The current work developed diverse novel napabucasin-melatonin hybrids as potent STAT3 inhibitors. Several biological studies have suggested many compounds demonstrating potent inhibition against different tumor cells. Among these, compound 7e depicted enhanced inhibition against HepG2, MDA-MB-231, and A549 cells than napabucasin, with IC₅₀ values of 1.06, 1.38, and 1.3 µM, respectively. Based on fluorescence polarization analysis, compound 7e was bound to the SH2 domain in STAT3, with an IC₅₀ value of 12.95 µM. Molecular docking further confirmed the 7e binding mode inside the SH2 domain of STAT3. Further mechanistic studies indicated that 7e inhibited the activation of STAT3 (Y705), and thus reduced the expression of STAT3 downstream genes (CyclinD1, Bcl-2 and c-Myc) instead of affecting p-STAT1 expression. Meanwhile, the phosphorylation levels of its upstream kinases JAK2 and bypass kinase Erk1/2 remain unaffected. Simultaneously, 7e induced cancer cell apoptosis in a concentration-dependent manner. Significantly, 20 mg/kg (i.p.) compound 7e suppressed the mouse HepG2 xenograft development in vivo without body weight loss, suggesting that it could be an effective antitumor agent.
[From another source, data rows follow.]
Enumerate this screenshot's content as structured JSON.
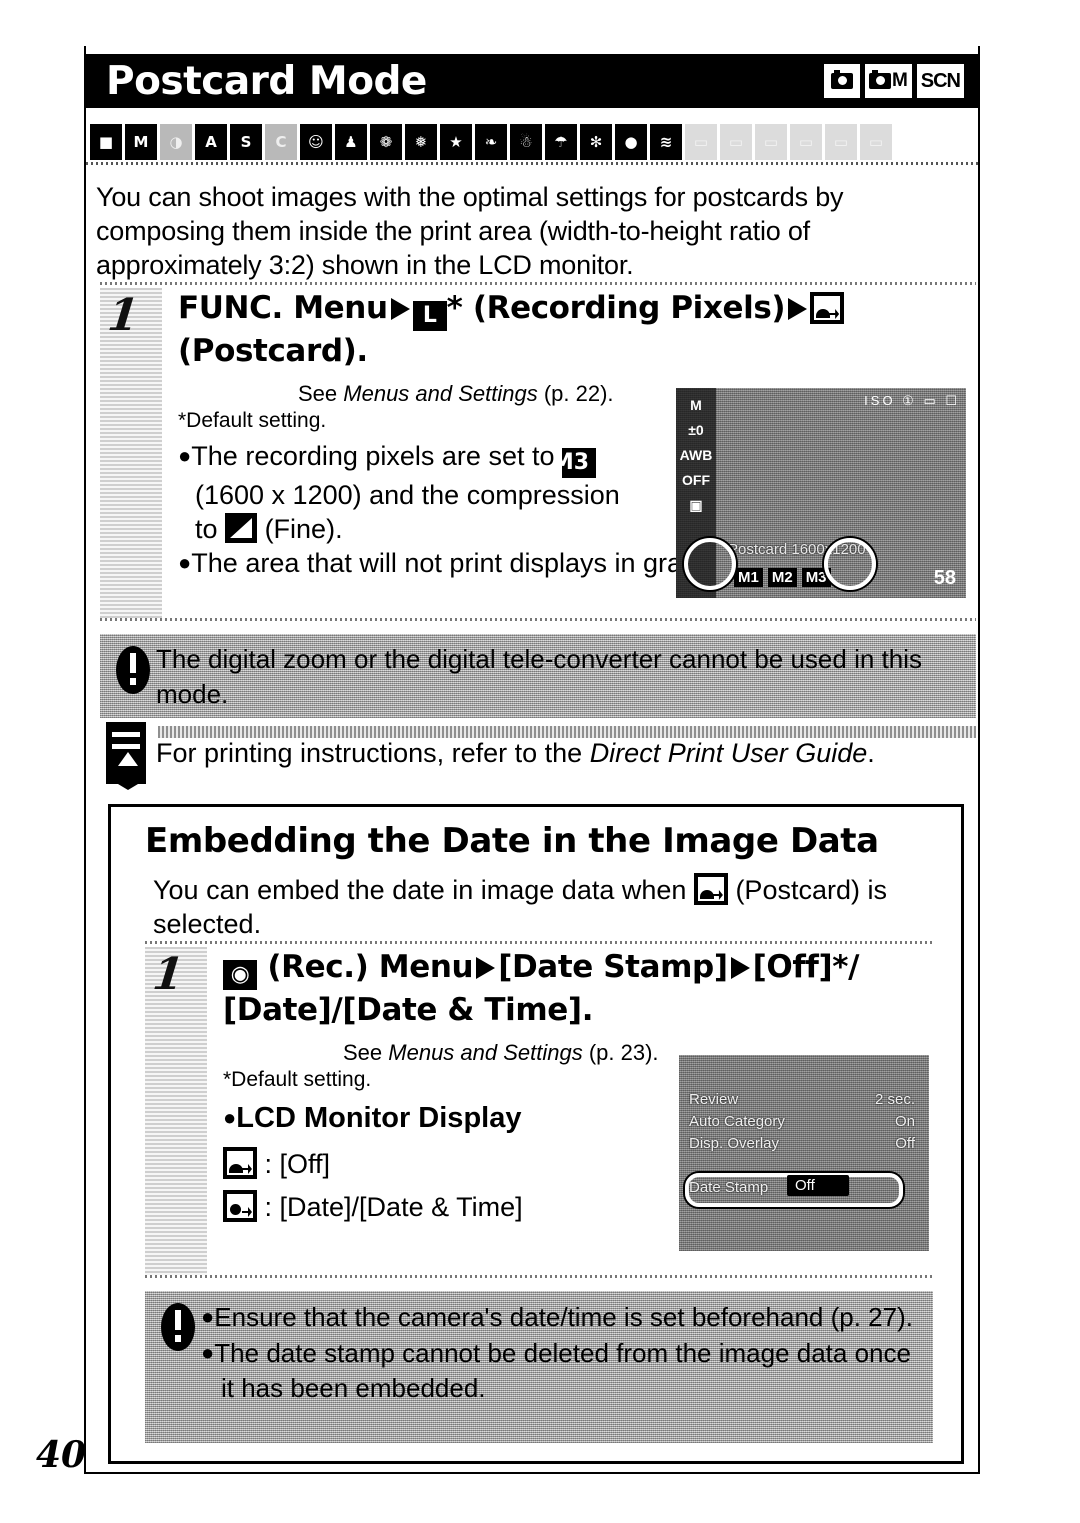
{
  "header": {
    "title": "Postcard Mode",
    "badges": [
      {
        "name": "camera-badge",
        "label": ""
      },
      {
        "name": "camera-m-badge",
        "label": "M"
      },
      {
        "name": "scn-badge",
        "label": "SCN"
      }
    ]
  },
  "mode_strip": {
    "icons": [
      {
        "name": "auto-mode-icon",
        "glyph": "■",
        "state": "active"
      },
      {
        "name": "manual-mode-icon",
        "glyph": "M",
        "state": "active"
      },
      {
        "name": "digital-macro-icon",
        "glyph": "◑",
        "state": "dim"
      },
      {
        "name": "aperture-priority-icon",
        "glyph": "A",
        "state": "active"
      },
      {
        "name": "shutter-priority-icon",
        "glyph": "S",
        "state": "active"
      },
      {
        "name": "custom-mode-icon",
        "glyph": "C",
        "state": "dim"
      },
      {
        "name": "portrait-mode-icon",
        "glyph": "☺",
        "state": "active"
      },
      {
        "name": "night-snapshot-icon",
        "glyph": "♟",
        "state": "active"
      },
      {
        "name": "kids-pets-icon",
        "glyph": "❁",
        "state": "active"
      },
      {
        "name": "indoor-icon",
        "glyph": "❅",
        "state": "active"
      },
      {
        "name": "party-icon",
        "glyph": "★",
        "state": "active"
      },
      {
        "name": "foliage-icon",
        "glyph": "❧",
        "state": "active"
      },
      {
        "name": "snow-icon",
        "glyph": "☃",
        "state": "active"
      },
      {
        "name": "beach-icon",
        "glyph": "☂",
        "state": "active"
      },
      {
        "name": "fireworks-icon",
        "glyph": "✻",
        "state": "active"
      },
      {
        "name": "aquarium-icon",
        "glyph": "●",
        "state": "active"
      },
      {
        "name": "underwater-icon",
        "glyph": "≋",
        "state": "active"
      },
      {
        "name": "stitch-assist-icon",
        "glyph": "▭",
        "state": "ghost"
      },
      {
        "name": "movie-icon",
        "glyph": "▭",
        "state": "ghost"
      },
      {
        "name": "playback-icon",
        "glyph": "▭",
        "state": "ghost"
      },
      {
        "name": "print-icon",
        "glyph": "▭",
        "state": "ghost"
      },
      {
        "name": "setup-icon",
        "glyph": "▭",
        "state": "ghost"
      },
      {
        "name": "mymenu-icon",
        "glyph": "▭",
        "state": "ghost"
      }
    ]
  },
  "intro": "You can shoot images with the optimal settings for postcards by composing them inside the print area (width-to-height ratio of approximately 3:2) shown in the LCD monitor.",
  "step1": {
    "number": "1",
    "title_part1": "FUNC. Menu",
    "title_key": "L",
    "title_part2": "* (Recording Pixels)",
    "title_part3": "(Postcard).",
    "see": "See ",
    "see_italic": "Menus and Settings",
    "see_page": " (p. 22).",
    "default_note": "*Default setting.",
    "bullet1_a": "The recording pixels are set to",
    "bullet1_key": "M3",
    "bullet1_b": "(1600 x 1200) and the compression",
    "bullet1_c": "to",
    "bullet1_d": "(Fine).",
    "bullet2": "The area that will not print displays in gray."
  },
  "lcd1": {
    "mode_label": "M",
    "sidebar": [
      "±0",
      "AWB",
      "OFF",
      "▣"
    ],
    "top_icons": "ISO ① ▭ ☐",
    "caption": "Postcard 1600x1200",
    "options": [
      "M1",
      "M2",
      "M3"
    ],
    "counter": "58"
  },
  "note1": "The digital zoom or the digital tele-converter cannot be used in this mode.",
  "ref1_a": "For printing instructions, refer to the ",
  "ref1_italic": "Direct Print User Guide",
  "ref1_b": ".",
  "section2": {
    "title": "Embedding the Date in the Image Data",
    "intro_a": "You can embed the date in image data when",
    "intro_b": "(Postcard) is selected.",
    "step": {
      "number": "1",
      "title_a": "(Rec.) Menu",
      "title_b": "[Date Stamp]",
      "title_c": "[Off]*/",
      "title_d": "[Date]/[Date & Time].",
      "see": "See ",
      "see_italic": "Menus and Settings",
      "see_page": " (p. 23).",
      "default_note": "*Default setting.",
      "lcd_heading": "LCD Monitor Display",
      "opt1": ": [Off]",
      "opt2": ": [Date]/[Date & Time]"
    },
    "lcd2": {
      "rows": [
        {
          "label": "Review",
          "value": "2 sec."
        },
        {
          "label": "Auto Category",
          "value": "On"
        },
        {
          "label": "Disp. Overlay",
          "value": "Off"
        }
      ],
      "highlight_label": "Date Stamp",
      "highlight_value": "Off"
    },
    "warnings": [
      "Ensure that the camera's date/time is set beforehand (p. 27).",
      "The date stamp cannot be deleted from the image data once it has been embedded."
    ]
  },
  "page_number": "40"
}
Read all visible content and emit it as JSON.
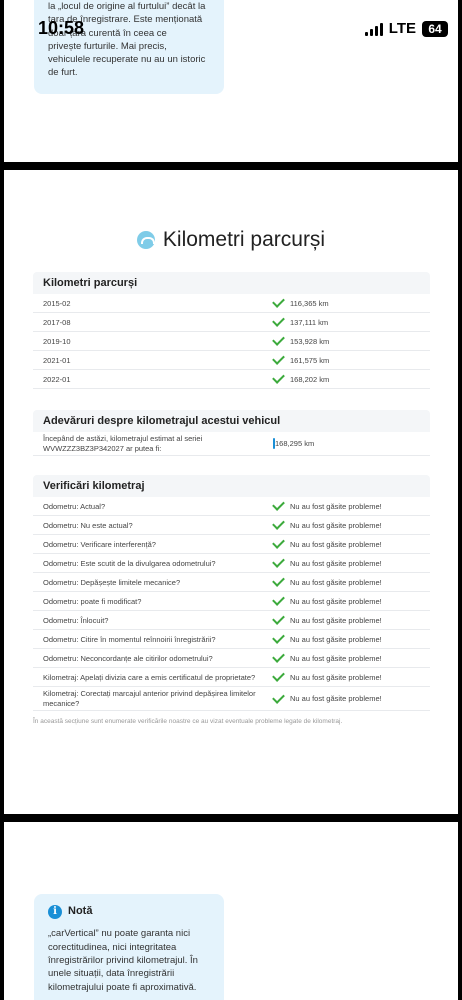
{
  "status_bar": {
    "time": "10:58",
    "network": "LTE",
    "battery": "64"
  },
  "top_info": {
    "lines": [
      "la „locul de origine al furtului” decât la",
      "țara de înregistrare. Este menționată",
      "doar țara curentă în ceea ce",
      "privește furturile. Mai precis,",
      "vehiculele recuperate nu au un istoric",
      "de furt."
    ]
  },
  "section": {
    "title": "Kilometri parcurși"
  },
  "mileage": {
    "heading": "Kilometri parcurși",
    "rows": [
      {
        "date": "2015-02",
        "km": "116,365 km"
      },
      {
        "date": "2017-08",
        "km": "137,111 km"
      },
      {
        "date": "2019-10",
        "km": "153,928 km"
      },
      {
        "date": "2021-01",
        "km": "161,575 km"
      },
      {
        "date": "2022-01",
        "km": "168,202 km"
      }
    ]
  },
  "truths": {
    "heading": "Adevăruri despre kilometrajul acestui vehicul",
    "text_line1": "Începând de astăzi, kilometrajul estimat al seriei",
    "text_line2": "WVWZZZ3BZ3P342027 ar putea fi:",
    "value": "168,295 km"
  },
  "checks": {
    "heading": "Verificări kilometraj",
    "result": "Nu au fost găsite probleme!",
    "rows": [
      "Odometru: Actual?",
      "Odometru: Nu este actual?",
      "Odometru: Verificare interferență?",
      "Odometru: Este scutit de la divulgarea odometrului?",
      "Odometru: Depășește limitele mecanice?",
      "Odometru: poate fi modificat?",
      "Odometru: Înlocuit?",
      "Odometru: Citire în momentul reînnoirii înregistrării?",
      "Odometru: Neconcordanțe ale citirilor odometrului?",
      "Kilometraj: Apelați divizia care a emis certificatul de proprietate?"
    ],
    "last_row_line1": "Kilometraj: Corectați marcajul anterior privind depășirea limitelor",
    "last_row_line2": "mecanice?"
  },
  "footnote": "În această secțiune sunt enumerate verificările noastre ce au vizat eventuale probleme legate de kilometraj.",
  "note": {
    "title": "Notă",
    "lines": [
      "„carVertical” nu poate garanta nici",
      "corectitudinea, nici integritatea",
      "înregistrărilor privind kilometrajul. În",
      "unele situații, data înregistrării",
      "kilometrajului poate fi aproximativă."
    ]
  }
}
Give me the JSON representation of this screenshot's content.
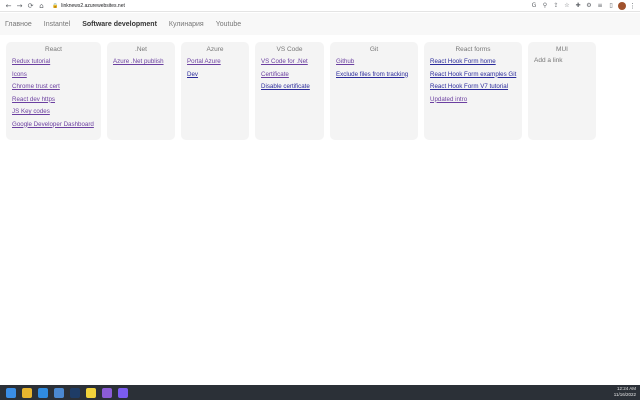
{
  "browser": {
    "url": "linknews2.azurewebsites.net",
    "nav": [
      "←",
      "→",
      "⟳",
      "⌂"
    ],
    "toolbar_icons": [
      {
        "name": "google-icon",
        "glyph": "G"
      },
      {
        "name": "search-icon",
        "glyph": "⚲"
      },
      {
        "name": "share-icon",
        "glyph": "⇪"
      },
      {
        "name": "star-icon",
        "glyph": "☆"
      },
      {
        "name": "extension-icon",
        "glyph": "✚"
      },
      {
        "name": "puzzle-icon",
        "glyph": "⚙"
      },
      {
        "name": "reading-list-icon",
        "glyph": "≡"
      },
      {
        "name": "sidebar-icon",
        "glyph": "▯"
      }
    ],
    "profile_color": "#a0522d"
  },
  "topnav": {
    "items": [
      "Главное",
      "Instantel",
      "Software development",
      "Кулинария",
      "Youtube"
    ],
    "active_index": 2
  },
  "cards": [
    {
      "title": "React",
      "width": 95,
      "links": [
        {
          "text": "Redux tutorial",
          "visited": true
        },
        {
          "text": "Icons",
          "visited": true
        },
        {
          "text": "Chrome trust cert",
          "visited": true
        },
        {
          "text": "React dev https",
          "visited": true
        },
        {
          "text": "JS Key codes",
          "visited": true
        },
        {
          "text": "Google Developer Dashboard",
          "visited": true
        }
      ]
    },
    {
      "title": ".Net",
      "width": 68,
      "links": [
        {
          "text": "Azure .Net publish",
          "visited": true
        }
      ]
    },
    {
      "title": "Azure",
      "width": 68,
      "links": [
        {
          "text": "Portal Azure",
          "visited": true
        },
        {
          "text": "Dev",
          "visited": false
        }
      ]
    },
    {
      "title": "VS Code",
      "width": 69,
      "links": [
        {
          "text": "VS Code for .Net",
          "visited": true
        },
        {
          "text": "Certificate",
          "visited": true
        },
        {
          "text": "Disable certificate",
          "visited": false
        }
      ]
    },
    {
      "title": "Git",
      "width": 88,
      "links": [
        {
          "text": "Github",
          "visited": true
        },
        {
          "text": "Exclude files from tracking",
          "visited": false
        }
      ]
    },
    {
      "title": "React forms",
      "width": 98,
      "links": [
        {
          "text": "React Hook Form home",
          "visited": false
        },
        {
          "text": "React Hook Form examples Git",
          "visited": false
        },
        {
          "text": "React Hook Form V7 tutorial",
          "visited": false
        },
        {
          "text": "Updated intro",
          "visited": true
        }
      ]
    },
    {
      "title": "MUI",
      "width": 68,
      "add_link": "Add a link",
      "links": []
    }
  ],
  "taskbar": {
    "apps": [
      {
        "name": "windows-start-icon",
        "color": "#3a8ee6"
      },
      {
        "name": "chrome-icon",
        "color": "#e8b52f"
      },
      {
        "name": "vscode-icon",
        "color": "#2f8be0"
      },
      {
        "name": "file-explorer-icon",
        "color": "#4b88d0"
      },
      {
        "name": "terminal-icon",
        "color": "#1e3c66"
      },
      {
        "name": "notes-icon",
        "color": "#f2d33b"
      },
      {
        "name": "visual-studio-icon",
        "color": "#8b5cd6"
      },
      {
        "name": "messenger-icon",
        "color": "#7b5cf0"
      }
    ],
    "time": "12:24 AM",
    "date": "11/16/2022"
  }
}
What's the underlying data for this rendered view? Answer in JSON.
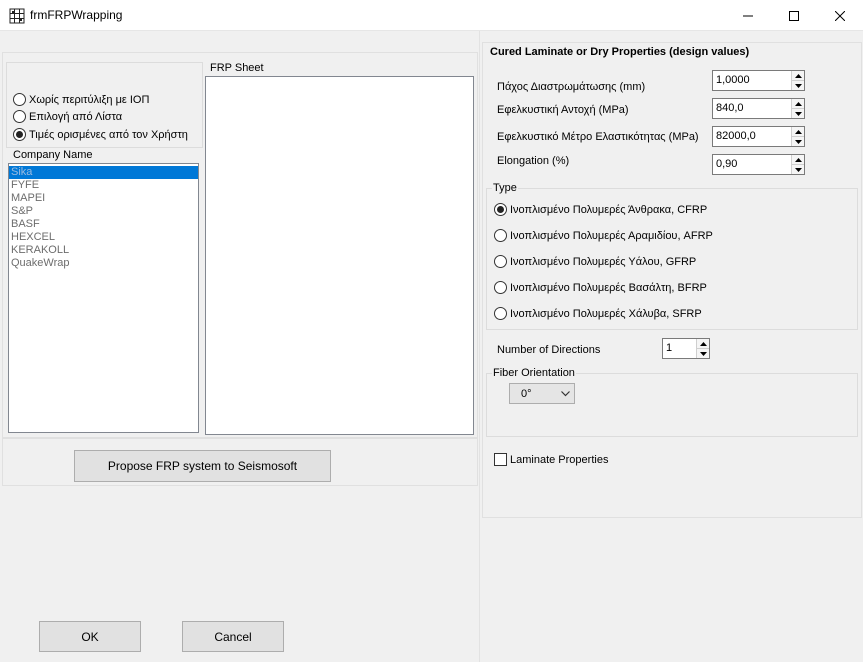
{
  "window": {
    "title": "frmFRPWrapping"
  },
  "left": {
    "options": [
      {
        "label": "Χωρίς περιτύλιξη με ΙΟΠ",
        "checked": false
      },
      {
        "label": "Επιλογή από Λίστα",
        "checked": false
      },
      {
        "label": "Τιμές ορισμένες από τον Χρήστη",
        "checked": true
      }
    ],
    "company_label": "Company Name",
    "companies": [
      "Sika",
      "FYFE",
      "MAPEI",
      "S&P",
      "BASF",
      "HEXCEL",
      "KERAKOLL",
      "QuakeWrap"
    ],
    "frp_sheet_label": "FRP Sheet",
    "propose_button": "Propose FRP system to Seismosoft",
    "ok_button": "OK",
    "cancel_button": "Cancel"
  },
  "right": {
    "heading": "Cured Laminate or Dry Properties (design values)",
    "fields": [
      {
        "label": "Πάχος Διαστρωμάτωσης (mm)",
        "value": "1,0000"
      },
      {
        "label": "Εφελκυστική Αντοχή (MPa)",
        "value": "840,0"
      },
      {
        "label": "Εφελκυστικό Μέτρο Ελαστικότητας (MPa)",
        "value": "82000,0"
      },
      {
        "label": "Elongation (%)",
        "value": "0,90"
      }
    ],
    "type_label": "Type",
    "types": [
      {
        "label": "Ινοπλισμένο Πολυμερές Άνθρακα, CFRP",
        "checked": true
      },
      {
        "label": "Ινοπλισμένο Πολυμερές Αραμιδίου, AFRP",
        "checked": false
      },
      {
        "label": "Ινοπλισμένο Πολυμερές Υάλου, GFRP",
        "checked": false
      },
      {
        "label": "Ινοπλισμένο Πολυμερές Βασάλτη, BFRP",
        "checked": false
      },
      {
        "label": "Ινοπλισμένο Πολυμερές Χάλυβα, SFRP",
        "checked": false
      }
    ],
    "directions_label": "Number of Directions",
    "directions_value": "1",
    "fiber_orientation_label": "Fiber Orientation",
    "fiber_orientation_value": "0°",
    "laminate_label": "Laminate Properties"
  }
}
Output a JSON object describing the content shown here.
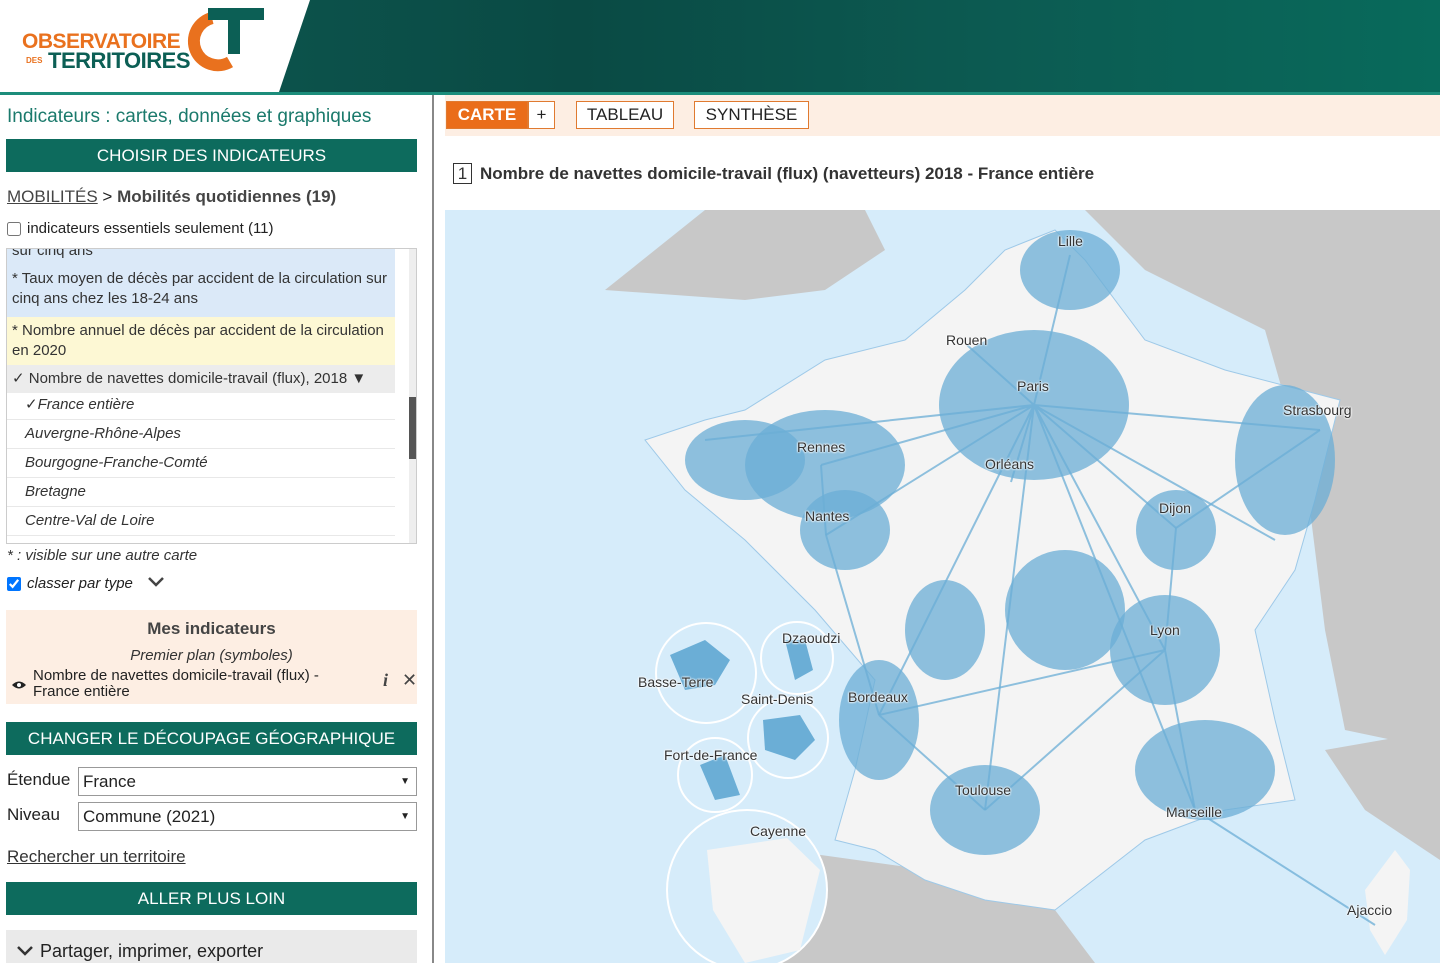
{
  "header": {
    "logo_line1": "OBSERVATOIRE",
    "logo_line2": "DES",
    "logo_line3": "TERRITOIRES"
  },
  "left": {
    "title": "Indicateurs : cartes, données et graphiques",
    "choose_button": "CHOISIR DES INDICATEURS",
    "breadcrumb_link": "MOBILITÉS",
    "breadcrumb_sep": " > ",
    "breadcrumb_current": "Mobilités quotidiennes (19)",
    "essential_checkbox": "indicateurs essentiels seulement (11)",
    "list": {
      "item_partial": "sur cinq ans",
      "item1": "* Taux moyen de décès par accident de la circulation sur cinq ans chez les 18-24 ans",
      "item2": "* Nombre annuel de décès par accident de la circulation en 2020",
      "item3": "✓ Nombre de navettes domicile-travail (flux), 2018 ▼",
      "sub": [
        "✓France entière",
        "Auvergne-Rhône-Alpes",
        "Bourgogne-Franche-Comté",
        "Bretagne",
        "Centre-Val de Loire"
      ]
    },
    "note": "* : visible sur une autre carte",
    "classer_checkbox": "classer par type",
    "my_indicators": {
      "heading": "Mes indicateurs",
      "subheading": "Premier plan (symboles)",
      "item": "Nombre de navettes domicile-travail (flux) - France entière"
    },
    "geo_button": "CHANGER LE DÉCOUPAGE GÉOGRAPHIQUE",
    "etendue_label": "Étendue",
    "etendue_value": "France",
    "niveau_label": "Niveau",
    "niveau_value": "Commune (2021)",
    "search_link": "Rechercher un territoire",
    "further_button": "ALLER PLUS LOIN",
    "share": "Partager, imprimer, exporter"
  },
  "tabs": {
    "carte": "CARTE",
    "plus": "+",
    "tableau": "TABLEAU",
    "synthese": "SYNTHÈSE"
  },
  "map": {
    "number": "1",
    "title": "Nombre de navettes domicile-travail (flux) (navetteurs) 2018 - France entière",
    "cities": {
      "lille": "Lille",
      "rouen": "Rouen",
      "paris": "Paris",
      "strasbourg": "Strasbourg",
      "rennes": "Rennes",
      "orleans": "Orléans",
      "nantes": "Nantes",
      "dijon": "Dijon",
      "lyon": "Lyon",
      "bordeaux": "Bordeaux",
      "toulouse": "Toulouse",
      "marseille": "Marseille",
      "ajaccio": "Ajaccio",
      "dzaoudzi": "Dzaoudzi",
      "basse_terre": "Basse-Terre",
      "saint_denis": "Saint-Denis",
      "fort_de_france": "Fort-de-France",
      "cayenne": "Cayenne"
    },
    "colors": {
      "flow": "#6baed6",
      "land": "#f4f4f4",
      "sea": "#d6ecfa",
      "neighbor": "#c8c8c8"
    }
  }
}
目前的工作开发了多种新型萘帕布卡星-褪黑激素杂化物作为有效的 STAT3 抑制剂。几项生物学研究表明，许多化合物对不同的肿瘤细胞表现出有效的抑制作用。其中，化合物7e对 HepG2、MDA-MB-231 和 A549 细胞的抑制作用强于萘帕布卡星，IC ₅₀值分别为 1.06、1.38 和 1.3 µM。基于荧光偏振分析，化合物7e与 STAT3 中的 SH2 结构域结合，IC ₅₀值为 12.95 µM。分子对接进一步证实了STAT3的SH2结构域内部的7e结合模式。进一步的机理研究表明7e抑制 STAT3 (Y705) 的激活，从而降低 STAT3 下游基因（CyclinD1、Bcl-2 和 c-Myc）的表达，而不是影响p -STAT1 的表达。同时，其上游激酶 JAK2 和旁路激酶 Erk1/2 的磷酸化水平不受影响。同时，7e以浓度依赖性方式诱导癌细胞凋亡。值得注意的是，20 mg/kg (ip) 化合物7e在体内抑制了小鼠 HepG2 异种移植物的发育而体重没有减轻，这表明它可能是一种有效的抗肿瘤剂。